Os cerca de 10 quilómetros de passadiços, primeiro, e, bem recentemente, a classificação como monumento nacional, enquanto paisagem cultural evolutiva viva, tiraram do anonimato a até aqui pacata aldeia do Sistelo, em Arcos de Valdevez, que agora vive dias agitados com a crescente “invasão” de turistas.
“Dantes não se passava nada, mas agora é uma coisa nunca vista.
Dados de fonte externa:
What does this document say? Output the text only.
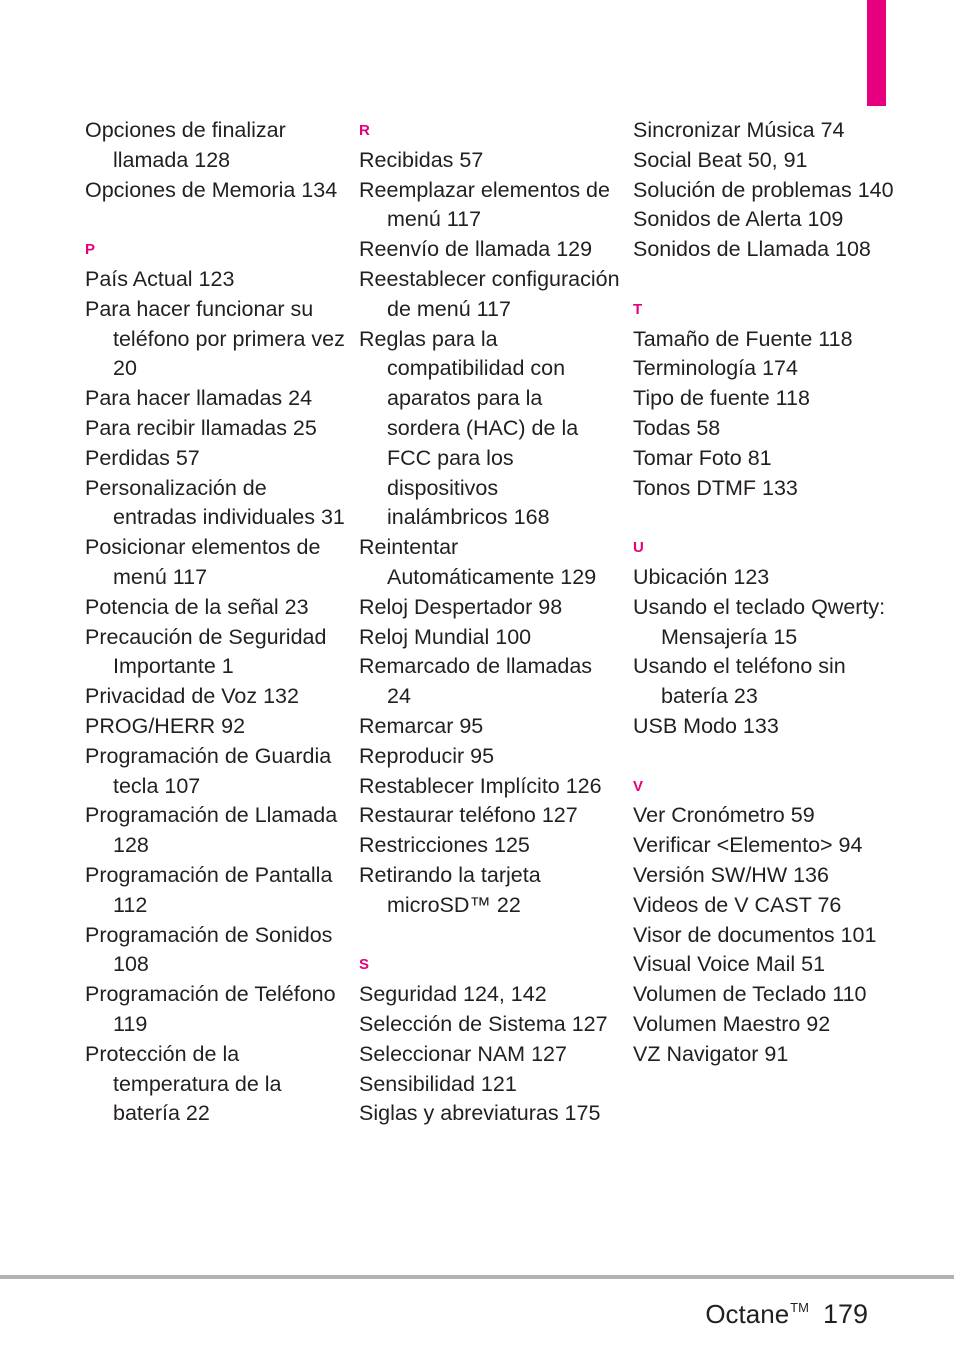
Opciones de finalizar llamada 128
Opciones de Memoria 134
P
País Actual 123
Para hacer funcionar su teléfono por primera vez 20
Para hacer llamadas 24
Para recibir llamadas 25
Perdidas 57
Personalización de entradas individuales 31
Posicionar elementos de menú 117
Potencia de la señal 23
Precaución de Seguridad Importante 1
Privacidad de Voz 132
PROG/HERR 92
Programación de Guardia tecla 107
Programación de Llamada 128
Programación de Pantalla 112
Programación de Sonidos 108
Programación de Teléfono 119
Protección de la temperatura de la batería 22
R
Recibidas 57
Reemplazar elementos de menú 117
Reenvío de llamada 129
Reestablecer configuración de menú 117
Reglas para la compatibilidad con aparatos para la sordera (HAC) de la FCC para los dispositivos inalámbricos 168
Reintentar Automáticamente 129
Reloj Despertador 98
Reloj Mundial 100
Remarcado de llamadas 24
Remarcar 95
Reproducir 95
Restablecer Implícito 126
Restaurar teléfono 127
Restricciones 125
Retirando la tarjeta microSD™ 22
S
Seguridad 124, 142
Selección de Sistema 127
Seleccionar NAM 127
Sensibilidad 121
Siglas y abreviaturas 175
Sincronizar Música 74
Social Beat 50, 91
Solución de problemas 140
Sonidos de Alerta 109
Sonidos de Llamada 108
T
Tamaño de Fuente 118
Terminología 174
Tipo de fuente 118
Todas 58
Tomar Foto 81
Tonos DTMF 133
U
Ubicación 123
Usando el teclado Qwerty: Mensajería 15
Usando el teléfono sin batería 23
USB Modo 133
V
Ver Cronómetro 59
Verificar <Elemento> 94
Versión SW/HW 136
Videos de V CAST 76
Visor de documentos 101
Visual Voice Mail 51
Volumen de Teclado 110
Volumen Maestro 92
VZ Navigator 91
Octane™ 179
Ainda no domingo era aqui gente que eu sei lá”, atira a 'tia' Amélia, dona de uma típica tasquinha instalada bem no coração do Sistelo.
Para dar vazão à procura, está a remodelar e a ampliar o estabelecimento, que outrora foi mercearia e que agora funciona como café, mas também como restaurante, servindo petiscos e refeições.
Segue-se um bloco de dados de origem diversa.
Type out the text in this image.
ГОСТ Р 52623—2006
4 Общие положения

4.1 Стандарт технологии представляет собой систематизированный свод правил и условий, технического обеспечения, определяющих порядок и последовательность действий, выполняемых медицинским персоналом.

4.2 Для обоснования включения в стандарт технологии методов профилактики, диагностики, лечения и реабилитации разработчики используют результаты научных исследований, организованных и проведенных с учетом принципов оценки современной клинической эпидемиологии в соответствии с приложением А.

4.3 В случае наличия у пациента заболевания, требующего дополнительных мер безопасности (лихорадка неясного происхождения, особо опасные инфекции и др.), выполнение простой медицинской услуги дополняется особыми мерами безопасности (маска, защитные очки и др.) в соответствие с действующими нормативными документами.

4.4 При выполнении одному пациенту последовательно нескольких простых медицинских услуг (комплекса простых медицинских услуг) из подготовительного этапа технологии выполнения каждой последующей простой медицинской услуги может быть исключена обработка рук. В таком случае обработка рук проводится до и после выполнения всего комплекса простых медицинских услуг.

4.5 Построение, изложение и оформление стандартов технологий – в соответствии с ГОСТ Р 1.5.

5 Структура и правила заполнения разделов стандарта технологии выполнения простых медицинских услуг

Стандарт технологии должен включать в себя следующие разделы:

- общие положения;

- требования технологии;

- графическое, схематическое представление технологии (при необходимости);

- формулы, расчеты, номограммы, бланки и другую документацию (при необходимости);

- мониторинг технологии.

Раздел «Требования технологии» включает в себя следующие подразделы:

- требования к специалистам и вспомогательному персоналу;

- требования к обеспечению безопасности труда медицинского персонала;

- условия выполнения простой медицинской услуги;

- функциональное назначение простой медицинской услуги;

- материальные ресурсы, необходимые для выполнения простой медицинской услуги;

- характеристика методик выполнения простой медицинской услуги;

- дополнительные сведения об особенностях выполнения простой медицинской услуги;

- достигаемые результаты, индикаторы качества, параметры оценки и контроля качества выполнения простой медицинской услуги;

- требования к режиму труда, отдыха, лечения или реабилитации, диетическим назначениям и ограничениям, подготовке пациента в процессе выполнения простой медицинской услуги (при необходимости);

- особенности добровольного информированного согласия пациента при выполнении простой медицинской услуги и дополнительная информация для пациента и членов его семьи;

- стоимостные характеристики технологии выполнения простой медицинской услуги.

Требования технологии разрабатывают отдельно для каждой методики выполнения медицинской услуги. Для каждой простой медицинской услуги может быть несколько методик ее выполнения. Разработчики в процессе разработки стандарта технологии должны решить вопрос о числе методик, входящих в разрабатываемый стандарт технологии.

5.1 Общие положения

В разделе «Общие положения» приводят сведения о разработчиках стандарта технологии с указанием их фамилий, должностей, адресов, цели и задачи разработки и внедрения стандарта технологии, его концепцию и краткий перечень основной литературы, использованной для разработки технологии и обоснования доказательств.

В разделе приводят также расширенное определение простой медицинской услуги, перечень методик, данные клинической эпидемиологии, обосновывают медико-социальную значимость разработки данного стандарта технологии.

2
“O problema é que nunca mais me acabam o ‘diacho’ das obras”, queixa-se, numa altura em que na tasquinha entra mais um grupo de turistas, desta vez espanhóis.
Localizada nos limites do Parque Nacional da Peneda-Gerês e conhecida como o “pequeno Tibete português”, devido aos seus socalcos, a aldeia do Sistelo tem cerca de 270 habitantes e é iminentemente rural.
Mais de 70 por cento da população, garante o presidente da Junta, tem mais de 60 anos e habitantes com menos de 10 anos são apenas três.
O gado anda à solta pelos montes da freguesia e, volta e meia, decide “passear” calmamente pelo meio das estradas, habituado que está à falta de trânsito.
Mas aquele é um “passeio” que nos últimos dois ou três anos se tornou mais arriscado, já que Sistelo começou a ser uma das prioridades dos roteiros turísticos dos amantes da natureza, desde logo por causa dos cerca de 10 quilómetros de passadiços, integrados na ecovia do Vez.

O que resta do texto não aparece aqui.